I read a post recently that started with “I know I should …” and my heart went out to that person.The word "should" implies an obligation to complete an action But actually, for anyone with anxiety it can simply enhance their pain. How many times a day do you think or say the words “I should”? While “should” statements are not bad, for someone with mental health issues it can lead to increased stress.
Now if we broke our arm for example we wouldn't push through the pain and trivialise what we had done. We would show ourselves care and compassion while it heals. Anxiety is no different. Just because it is an internal struggle does not make it any less real. By simply acknowledging that you may have anxiety, by reading about others experiences, even by reading my blog ☺️ you are slowly starting your healing process. How much you then participate is up to you. You set the pace. So maybe instead of “I know I should…..” maybe we could simply try “I might …”
I suppose what I am saying is your journey with anxiety doesn't have to start with bearing your soul or even speaking out loud, be that to family, a friend or on a forum platform. Don't underestimate how amazing you are by simply acknowledging you have anxiety and still living your life as best you can. Be proud of that fact 💗.
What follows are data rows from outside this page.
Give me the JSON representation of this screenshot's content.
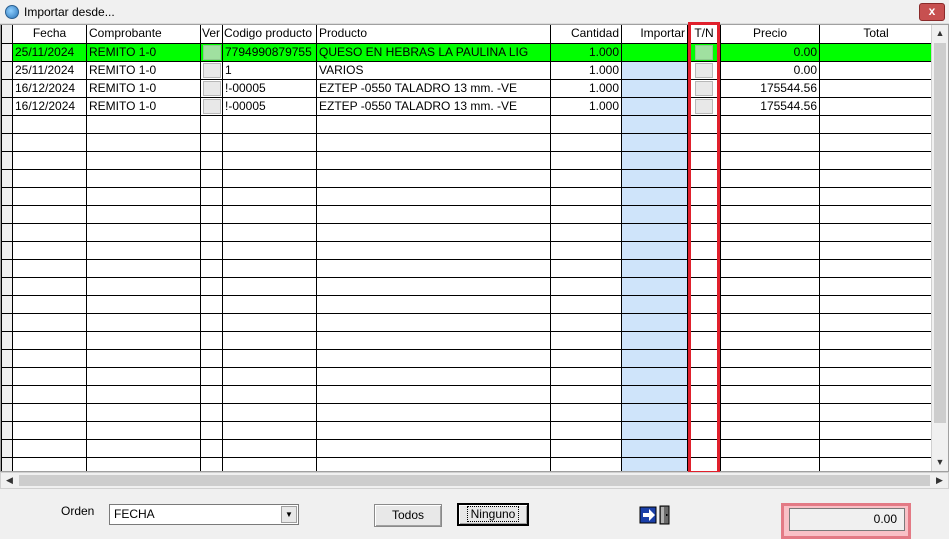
{
  "window": {
    "title": "Importar desde...",
    "close_label": "x"
  },
  "grid": {
    "columns": [
      "Fecha",
      "Comprobante",
      "Ver",
      "Codigo producto",
      "Producto",
      "Cantidad",
      "Importar",
      "T/N",
      "Precio",
      "Total"
    ],
    "rows": [
      {
        "fecha": "25/11/2024",
        "comprobante": "REMITO 1-0",
        "codigo": "7794990879755",
        "producto": "QUESO EN HEBRAS LA PAULINA LIG",
        "cantidad": "1.000",
        "importar": "",
        "precio": "0.00",
        "total": ""
      },
      {
        "fecha": "25/11/2024",
        "comprobante": "REMITO 1-0",
        "codigo": "1",
        "producto": "VARIOS",
        "cantidad": "1.000",
        "importar": "",
        "precio": "0.00",
        "total": ""
      },
      {
        "fecha": "16/12/2024",
        "comprobante": "REMITO 1-0",
        "codigo": "!-00005",
        "producto": "EZTEP -0550 TALADRO 13 mm. -VE",
        "cantidad": "1.000",
        "importar": "",
        "precio": "175544.56",
        "total": ""
      },
      {
        "fecha": "16/12/2024",
        "comprobante": "REMITO 1-0",
        "codigo": "!-00005",
        "producto": "EZTEP -0550 TALADRO 13 mm. -VE",
        "cantidad": "1.000",
        "importar": "",
        "precio": "175544.56",
        "total": ""
      }
    ],
    "selected_row_color": "#00ff00",
    "importar_column_color": "#cfe4fa"
  },
  "footer": {
    "orden_label": "Orden",
    "orden_value": "FECHA",
    "todos_label": "Todos",
    "ninguno_label": "Ninguno",
    "exit_icon": "exit-door-icon",
    "total_value": "0.00"
  },
  "highlights": {
    "tn_column_color": "#e0202c",
    "total_color": "#e37a85"
  }
}
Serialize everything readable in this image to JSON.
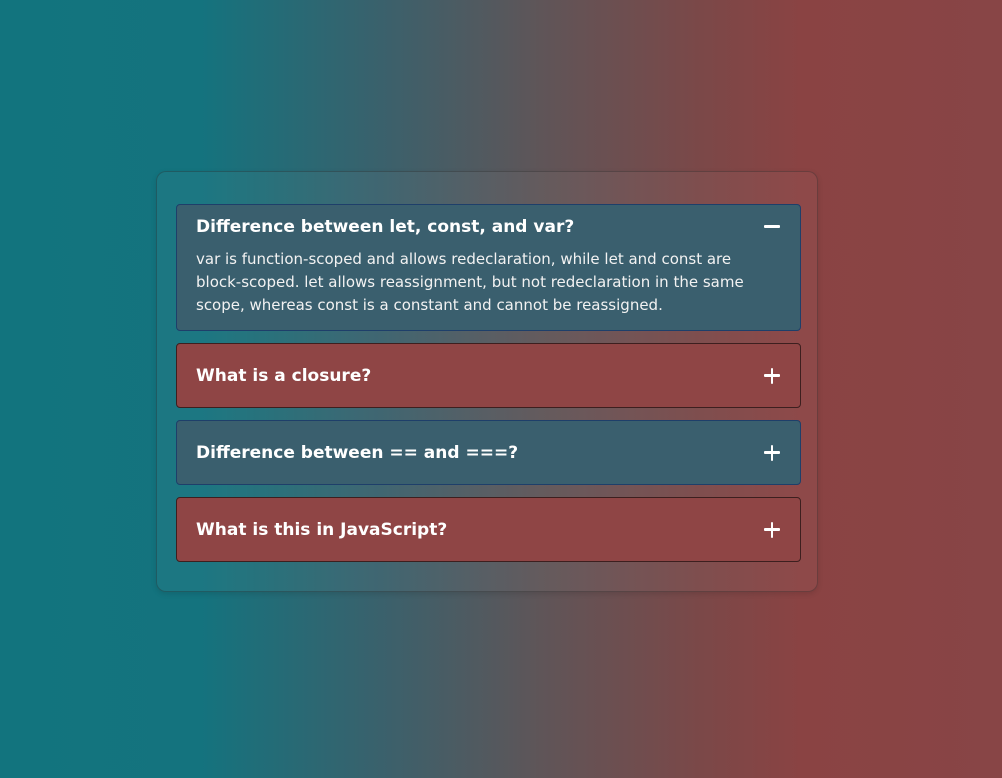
{
  "faq": {
    "items": [
      {
        "question": "Difference between let, const, and var?",
        "answer": "var is function-scoped and allows redeclaration, while let and const are block-scoped. let allows reassignment, but not redeclaration in the same scope, whereas const is a constant and cannot be reassigned.",
        "expanded": true,
        "toggle_icon": "minus-icon",
        "color": "#3a5f6e"
      },
      {
        "question": "What is a closure?",
        "expanded": false,
        "toggle_icon": "plus-icon",
        "color": "#8f4545"
      },
      {
        "question": "Difference between == and ===?",
        "expanded": false,
        "toggle_icon": "plus-icon",
        "color": "#3a5f6e"
      },
      {
        "question": "What is this in JavaScript?",
        "expanded": false,
        "toggle_icon": "plus-icon",
        "color": "#8f4545"
      }
    ]
  },
  "colors": {
    "gradient_left": "#12747e",
    "gradient_right": "#884546",
    "text": "#ffffff"
  }
}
My sunshine moment today involves one of the things that helps me with my anxiety and that is my walking. Now as I mentioned before I can be a bit of a klutz when it comes to trips and falls which is why I am now the proud owner of a treadmill. So last night, or should I say in the early hours of the morning, there was a beeping noise coming from the spare bedroom and then a whirring noise 🤔. I walked into the room to find my treadmill going round on its slowest setting 😲. I turned it off and back to bed I went only to hear the exact same thing 20 minutes later 😵💫. So this time I switched it off at the mains and unplugged it. Now I would love to say once I had done this I was able to just get back into bed and drift straight back off to sleep! Yeah, that wasn't happening, instead I catastrophized about everything that could be wrong with my machine. I did eventually drift off to sleep and by the morning I was thinking a bit more rationally and chatting about it with my hubby. And that's when it came to me, the answer!! The only thing it could be - a giant (and very health conscious) spider. I mean come on, imagine the steps it could rack up with 8 legs 😂🤣. So all day all I have been having little chuckles thinking about Fred (yep that's what I am going to call him) with his sweat band on, putting his trainers on (slip ons of course - tying all those laces would take him forever 😆) and getting those heart points in ☺️. I suppose what I am saying is stuff happens, that is part of life and we can't really control that but how we deal with it, well just maybe, that we can try to take back a bit of control. I mean, for me, if I can catastrophize, why can't I also try to go in the totally opposite direction no matter how bizarre that may be 🫣.
Thanks for reading. Take care and a virtual hug to you all.